A clinical trial testing a combination immunotherapy treatment for patients with a type of lung cancer has been discontinued. The trial, sponsored by Merck, was evaluating the combination of an experimental drug, vibostolimab, with Keytruda. An interim analysis showed that the drug was unlikely to succeed in meeting the study's endpoints.
Patients who received the combination of vibostolimab and Keytruda experienced a higher rate of immune-related side effects. As a result, the sponsor has advised that patients should stop ongoing treatment with this therapy.
The discontinuation of the trial marks another setback for vibostolimab and the class of immunotherapies called anti-TIGIT, to which it belongs. Several other pharmaceutical companies, including Gilead Sciences, Roche, and GSK, are also researching anti-TIGIT cancer drugs, but the field has experienced multiple challenges.

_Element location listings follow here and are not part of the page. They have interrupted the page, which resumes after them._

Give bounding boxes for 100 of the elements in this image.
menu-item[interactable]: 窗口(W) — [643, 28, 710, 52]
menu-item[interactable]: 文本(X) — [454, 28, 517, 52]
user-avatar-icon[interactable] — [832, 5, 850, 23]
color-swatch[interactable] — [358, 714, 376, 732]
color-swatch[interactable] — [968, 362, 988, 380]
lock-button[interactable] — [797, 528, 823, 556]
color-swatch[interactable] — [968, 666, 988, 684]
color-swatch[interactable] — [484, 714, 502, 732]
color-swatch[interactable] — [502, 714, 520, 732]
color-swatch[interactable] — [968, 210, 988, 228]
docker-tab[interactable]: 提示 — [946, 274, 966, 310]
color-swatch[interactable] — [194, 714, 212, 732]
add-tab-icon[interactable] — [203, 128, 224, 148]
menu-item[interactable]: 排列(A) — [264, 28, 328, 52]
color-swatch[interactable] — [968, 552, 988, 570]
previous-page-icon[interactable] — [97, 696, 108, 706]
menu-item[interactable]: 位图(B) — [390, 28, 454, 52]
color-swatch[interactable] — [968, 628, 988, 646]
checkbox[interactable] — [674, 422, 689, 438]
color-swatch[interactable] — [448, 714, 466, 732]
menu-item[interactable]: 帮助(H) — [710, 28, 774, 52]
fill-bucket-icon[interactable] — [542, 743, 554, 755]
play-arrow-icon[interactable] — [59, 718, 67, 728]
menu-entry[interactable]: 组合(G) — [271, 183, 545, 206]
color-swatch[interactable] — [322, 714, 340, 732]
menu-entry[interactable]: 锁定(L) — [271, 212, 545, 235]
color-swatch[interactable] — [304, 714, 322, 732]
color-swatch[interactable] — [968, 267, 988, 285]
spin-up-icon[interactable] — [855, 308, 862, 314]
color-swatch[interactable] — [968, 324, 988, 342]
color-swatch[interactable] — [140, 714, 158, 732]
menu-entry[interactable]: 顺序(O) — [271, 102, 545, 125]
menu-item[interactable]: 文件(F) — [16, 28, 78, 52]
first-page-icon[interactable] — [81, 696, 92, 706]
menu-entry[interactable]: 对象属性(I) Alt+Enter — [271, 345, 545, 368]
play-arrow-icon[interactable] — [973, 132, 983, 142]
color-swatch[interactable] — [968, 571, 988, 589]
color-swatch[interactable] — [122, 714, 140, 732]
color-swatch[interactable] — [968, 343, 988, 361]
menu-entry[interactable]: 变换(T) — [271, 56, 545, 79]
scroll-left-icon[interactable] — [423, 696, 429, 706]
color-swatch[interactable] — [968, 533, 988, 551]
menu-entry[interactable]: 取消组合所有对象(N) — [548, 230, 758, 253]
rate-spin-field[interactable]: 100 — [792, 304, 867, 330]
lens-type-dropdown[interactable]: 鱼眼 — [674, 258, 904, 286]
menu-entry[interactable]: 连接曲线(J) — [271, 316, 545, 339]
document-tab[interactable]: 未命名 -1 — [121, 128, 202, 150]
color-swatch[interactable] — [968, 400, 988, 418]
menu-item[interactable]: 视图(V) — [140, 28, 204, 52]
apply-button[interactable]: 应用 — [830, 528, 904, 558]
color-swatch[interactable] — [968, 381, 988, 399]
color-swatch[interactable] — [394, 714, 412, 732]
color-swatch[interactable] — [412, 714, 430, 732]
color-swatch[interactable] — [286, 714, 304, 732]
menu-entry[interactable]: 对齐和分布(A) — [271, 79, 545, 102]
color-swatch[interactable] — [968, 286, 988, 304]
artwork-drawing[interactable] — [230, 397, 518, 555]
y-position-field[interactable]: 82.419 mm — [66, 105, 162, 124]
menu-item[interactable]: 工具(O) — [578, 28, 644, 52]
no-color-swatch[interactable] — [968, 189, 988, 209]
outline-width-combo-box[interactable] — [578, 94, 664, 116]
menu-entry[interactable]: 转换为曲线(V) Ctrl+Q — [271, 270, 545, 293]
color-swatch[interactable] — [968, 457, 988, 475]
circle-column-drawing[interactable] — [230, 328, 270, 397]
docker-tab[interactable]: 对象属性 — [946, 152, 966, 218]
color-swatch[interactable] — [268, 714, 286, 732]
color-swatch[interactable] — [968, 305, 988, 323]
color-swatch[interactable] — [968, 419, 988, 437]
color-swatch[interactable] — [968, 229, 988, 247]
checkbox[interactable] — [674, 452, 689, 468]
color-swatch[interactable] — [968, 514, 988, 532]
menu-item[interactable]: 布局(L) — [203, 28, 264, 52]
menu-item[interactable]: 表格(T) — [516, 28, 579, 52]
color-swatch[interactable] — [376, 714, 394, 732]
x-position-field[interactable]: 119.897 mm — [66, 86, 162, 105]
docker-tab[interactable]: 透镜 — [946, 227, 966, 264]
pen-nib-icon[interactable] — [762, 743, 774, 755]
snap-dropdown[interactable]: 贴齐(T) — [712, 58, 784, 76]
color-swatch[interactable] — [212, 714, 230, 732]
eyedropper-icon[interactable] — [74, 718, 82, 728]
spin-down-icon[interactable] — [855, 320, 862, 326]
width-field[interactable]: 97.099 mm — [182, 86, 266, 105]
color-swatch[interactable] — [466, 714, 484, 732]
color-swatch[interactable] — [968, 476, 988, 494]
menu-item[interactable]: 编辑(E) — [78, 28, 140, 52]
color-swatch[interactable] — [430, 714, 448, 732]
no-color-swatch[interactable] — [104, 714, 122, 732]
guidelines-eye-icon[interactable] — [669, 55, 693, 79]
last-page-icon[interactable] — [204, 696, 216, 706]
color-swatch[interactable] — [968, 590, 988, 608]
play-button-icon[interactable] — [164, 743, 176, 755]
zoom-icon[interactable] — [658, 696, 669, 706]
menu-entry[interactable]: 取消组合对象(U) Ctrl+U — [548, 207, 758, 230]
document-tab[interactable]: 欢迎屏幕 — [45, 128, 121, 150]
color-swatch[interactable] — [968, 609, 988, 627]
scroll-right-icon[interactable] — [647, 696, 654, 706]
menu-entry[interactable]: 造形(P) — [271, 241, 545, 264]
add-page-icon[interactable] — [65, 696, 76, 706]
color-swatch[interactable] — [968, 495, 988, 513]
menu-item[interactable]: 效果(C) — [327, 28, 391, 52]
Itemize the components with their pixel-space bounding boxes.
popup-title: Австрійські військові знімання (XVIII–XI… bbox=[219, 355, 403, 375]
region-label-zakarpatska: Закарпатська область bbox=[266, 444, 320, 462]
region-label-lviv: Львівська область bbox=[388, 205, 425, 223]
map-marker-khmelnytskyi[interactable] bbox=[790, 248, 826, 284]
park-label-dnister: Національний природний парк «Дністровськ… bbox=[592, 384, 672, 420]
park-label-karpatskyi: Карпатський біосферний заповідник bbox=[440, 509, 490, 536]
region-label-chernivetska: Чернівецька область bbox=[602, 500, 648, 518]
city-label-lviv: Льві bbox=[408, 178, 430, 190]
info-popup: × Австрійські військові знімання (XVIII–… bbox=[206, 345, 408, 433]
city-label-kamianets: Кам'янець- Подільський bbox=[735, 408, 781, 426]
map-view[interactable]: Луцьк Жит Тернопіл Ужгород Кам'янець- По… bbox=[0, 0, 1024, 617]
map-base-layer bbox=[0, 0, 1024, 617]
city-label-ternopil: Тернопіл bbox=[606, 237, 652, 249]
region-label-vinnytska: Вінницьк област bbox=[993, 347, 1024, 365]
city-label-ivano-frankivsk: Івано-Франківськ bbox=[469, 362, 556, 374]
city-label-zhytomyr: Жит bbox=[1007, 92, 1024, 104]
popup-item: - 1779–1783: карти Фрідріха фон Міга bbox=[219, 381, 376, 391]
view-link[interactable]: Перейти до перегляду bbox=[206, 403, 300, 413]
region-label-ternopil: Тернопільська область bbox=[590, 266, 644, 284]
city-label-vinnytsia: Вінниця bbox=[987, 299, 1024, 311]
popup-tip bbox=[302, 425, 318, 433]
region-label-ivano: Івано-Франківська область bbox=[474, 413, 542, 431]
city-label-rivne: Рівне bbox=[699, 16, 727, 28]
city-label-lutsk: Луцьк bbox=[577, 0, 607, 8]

Vibostolimab works by selectively binding to TIGIT, a receptor on immune cells, to activate the immune system against cancer cells while preventing a misguided immune attack against healthy cells.
In the discontinued late-stage study, the combination therapy was being tested as a first-line treatment for patients with extensive-stage small cell lung cancer.
Last year, the combination therapy failed to significantly slow disease progression in lung cancer patients who did not respond to previous treatments. In May, another late-stage study testing the combination therapy in patients with a severe form of skin cancer was discontinued after side effects led to high discontinuation rates.